While producing intelligence gets cheaper, deploying it across manufacturing, transport, healthcare, energy, defense and finance creates rising value. The biggest opportunities lie outside software.

Europe is becoming the industrial backbone

ASML, Nokia, advanced manufacturing, industrial engineering, telecoms, energy. The US leads frontier models; Europe controls much of the capability to deploy intelligence at scale.

Sovereign AI is the new industrial strategy

Dependence on foreign AI infrastructure creates long-term economic dependence. The next competition centers on AI factories, data centers, electricity, fiber, chip access, talent and capital.

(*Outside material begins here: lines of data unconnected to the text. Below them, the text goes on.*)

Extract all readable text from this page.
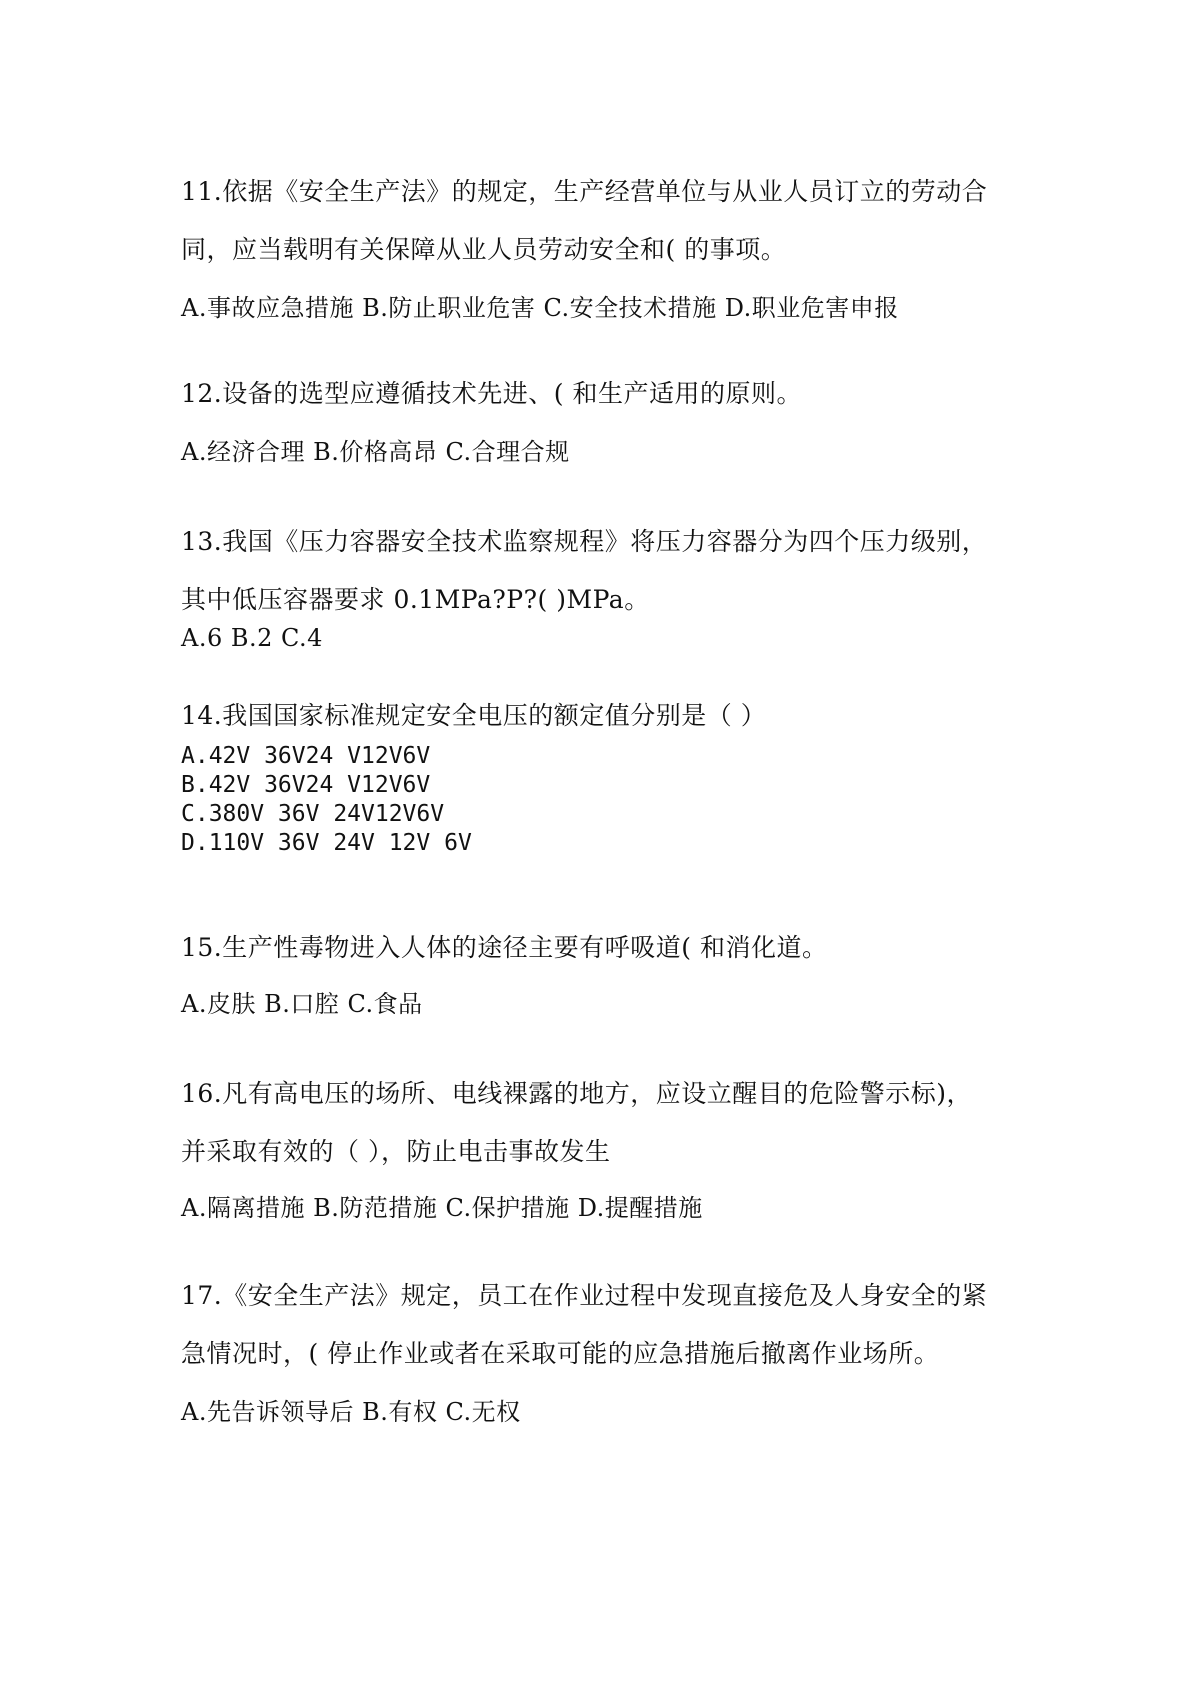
11.依据《安全生产法》的规定，生产经营单位与从业人员订立的劳动合

同，应当载明有关保障从业人员劳动安全和( 的事项。

A.事故应急措施 B.防止职业危害 C.安全技术措施 D.职业危害申报

12.设备的选型应遵循技术先进、( 和生产适用的原则。

A.经济合理 B.价格高昂 C.合理合规

13.我国《压力容器安全技术监察规程》将压力容器分为四个压力级别，

其中低压容器要求 0.1MPa?P?( )MPa。

A.6 B.2 C.4

14.我国国家标准规定安全电压的额定值分别是（ ）

A.42V 36V24 V12V6V

B.42V 36V24 V12V6V

C.380V 36V 24V12V6V

D.110V 36V 24V 12V 6V

15.生产性毒物进入人体的途径主要有呼吸道( 和消化道。

A.皮肤 B.口腔 C.食品

16.凡有高电压的场所、电线裸露的地方，应设立醒目的危险警示标)，

并采取有效的（ ），防止电击事故发生

A.隔离措施 B.防范措施 C.保护措施 D.提醒措施

17.《安全生产法》规定，员工在作业过程中发现直接危及人身安全的紧

急情况时，( 停止作业或者在采取可能的应急措施后撤离作业场所。

A.先告诉领导后 B.有权 C.无权
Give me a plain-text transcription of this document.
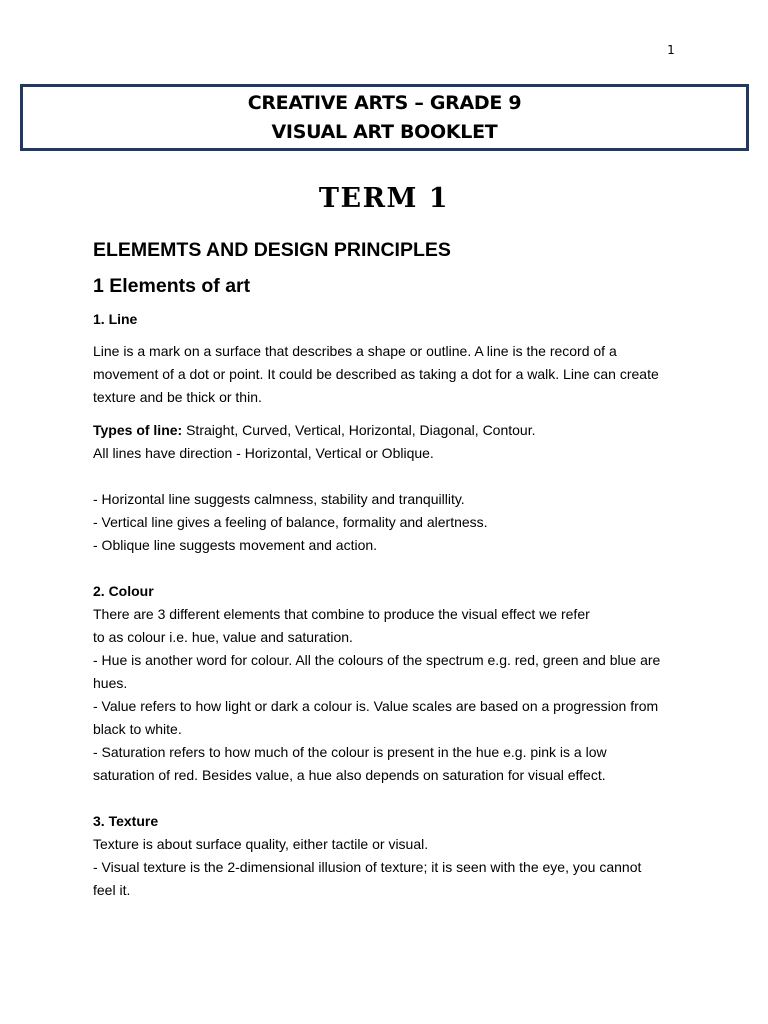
1
CREATIVE ARTS – GRADE 9
VISUAL ART BOOKLET
TERM 1
ELEMEMTS AND DESIGN PRINCIPLES
1 Elements of art
1. Line
Line is a mark on a surface that describes a shape or outline. A line is the record of a
movement of a dot or point. It could be described as taking a dot for a walk. Line can create
texture and be thick or thin.
Types of line: Straight, Curved, Vertical, Horizontal, Diagonal, Contour.
All lines have direction - Horizontal, Vertical or Oblique.
- Horizontal line suggests calmness, stability and tranquillity.
- Vertical line gives a feeling of balance, formality and alertness.
- Oblique line suggests movement and action.
2. Colour
There are 3 different elements that combine to produce the visual effect we refer
to as colour i.e. hue, value and saturation.
- Hue is another word for colour. All the colours of the spectrum e.g. red, green and blue are
hues.
- Value refers to how light or dark a colour is. Value scales are based on a progression from
black to white.
- Saturation refers to how much of the colour is present in the hue e.g. pink is a low
saturation of red. Besides value, a hue also depends on saturation for visual effect.
3. Texture
Texture is about surface quality, either tactile or visual.
- Visual texture is the 2-dimensional illusion of texture; it is seen with the eye, you cannot
feel it.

Velocity is the new factor of production

Industrial capitalism rewarded scale; the digital economy rewarded networks; the Intelligence Economy rewards velocity — learning, deploying, adapting and compounding faster.

03

The hidden connection

Hormuz, ASML, OpenAI, China, Apollo, Nokia — one transition.

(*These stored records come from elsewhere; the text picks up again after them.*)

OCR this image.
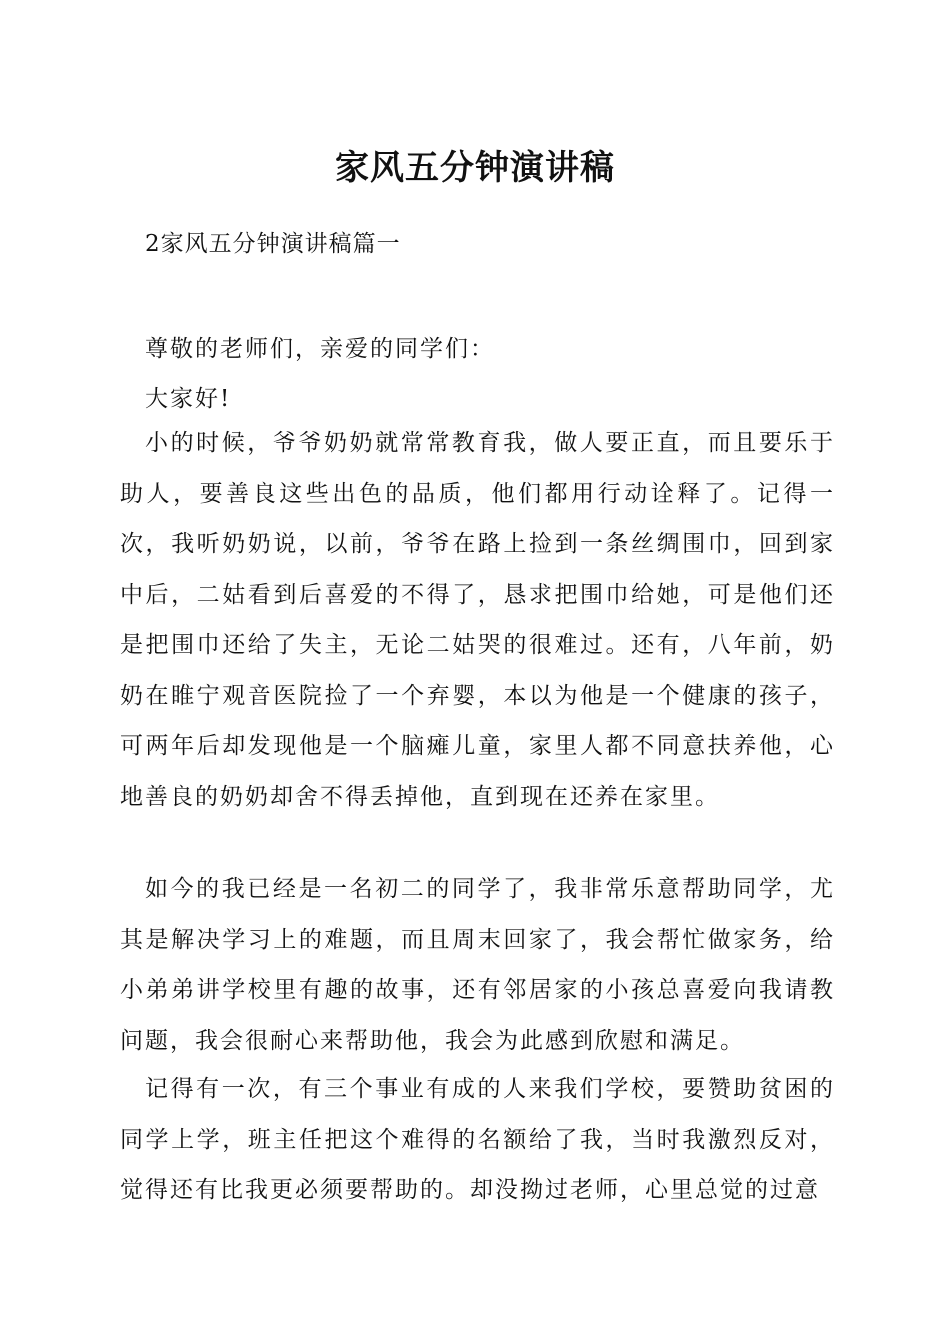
家风五分钟演讲稿

2家风五分钟演讲稿篇一

尊敬的老师们，亲爱的同学们：

大家好!

小的时候，爷爷奶奶就常常教育我，做人要正直，而且要乐于助人，要善良这些出色的品质，他们都用行动诠释了。记得一次，我听奶奶说，以前，爷爷在路上捡到一条丝绸围巾，回到家中后，二姑看到后喜爱的不得了，恳求把围巾给她，可是他们还是把围巾还给了失主，无论二姑哭的很难过。还有，八年前，奶奶在睢宁观音医院捡了一个弃婴，本以为他是一个健康的孩子，可两年后却发现他是一个脑瘫儿童，家里人都不同意扶养他，心地善良的奶奶却舍不得丢掉他，直到现在还养在家里。

如今的我已经是一名初二的同学了，我非常乐意帮助同学，尤其是解决学习上的难题，而且周末回家了，我会帮忙做家务，给小弟弟讲学校里有趣的故事，还有邻居家的小孩总喜爱向我请教问题，我会很耐心来帮助他，我会为此感到欣慰和满足。

记得有一次，有三个事业有成的人来我们学校，要赞助贫困的同学上学，班主任把这个难得的名额给了我，当时我激烈反对，觉得还有比我更必须要帮助的。却没拗过老师，心里总觉的过意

At first glance today’s headlines appear disconnected. In reality they describe the same structural transition: the world is simultaneously building three interconnected infrastructures. The countries and companies capable of integrating all three will increasingly dominate global wealth creation.

One integrated system

The three infrastructures being built at once

  • Energy infrastructure — the power that intelligence runs on.
  • Intelligence infrastructure — chips, AI factories, data centers, fiber.
  • Capital infrastructure — the private credit and long-term capital that finances both.
04

Pricing an economic separation

Markets still believe they are pricing an AI revolution. They are not — they are beginning to price an economic separation. One side builds intelligence; the other imports it. One side compounds capital; the other competes for diminishing returns. One side owns the infrastructure of the future; the other rents access to it. Sector allocation is no longer enough. Geography is no longer enough. Even technology exposure is no longer enough.

Key takeaways

What to carry into the next session

  • The AI Supercycle is evolving from a technology cycle into a capital-allocation cycle.
  • The global economy is becoming K-shaped, creating structural winners and structural laggards.
  • AI infrastructure — not applications alone — is the next trillion-dollar opportunity.
  • ASML reinforces that semiconductors remain the indispensable foundation of the Intelligence Economy.
  • AI is moving from the cloud into the physical economy: energy, manufacturing, telecoms and mobility.
  • Europe is quietly becoming the industrial backbone of the AI Supercycle.
  • Sovereign AI is emerging as a defining industrial-policy priority of the decade.
  • Velocity — learning, deploying and adapting faster — is the new source of durable advantage.

The greatest risk of the next decade is not missing the next AI breakthrough. It is allocating capital to the wrong side of the K-shaped economy.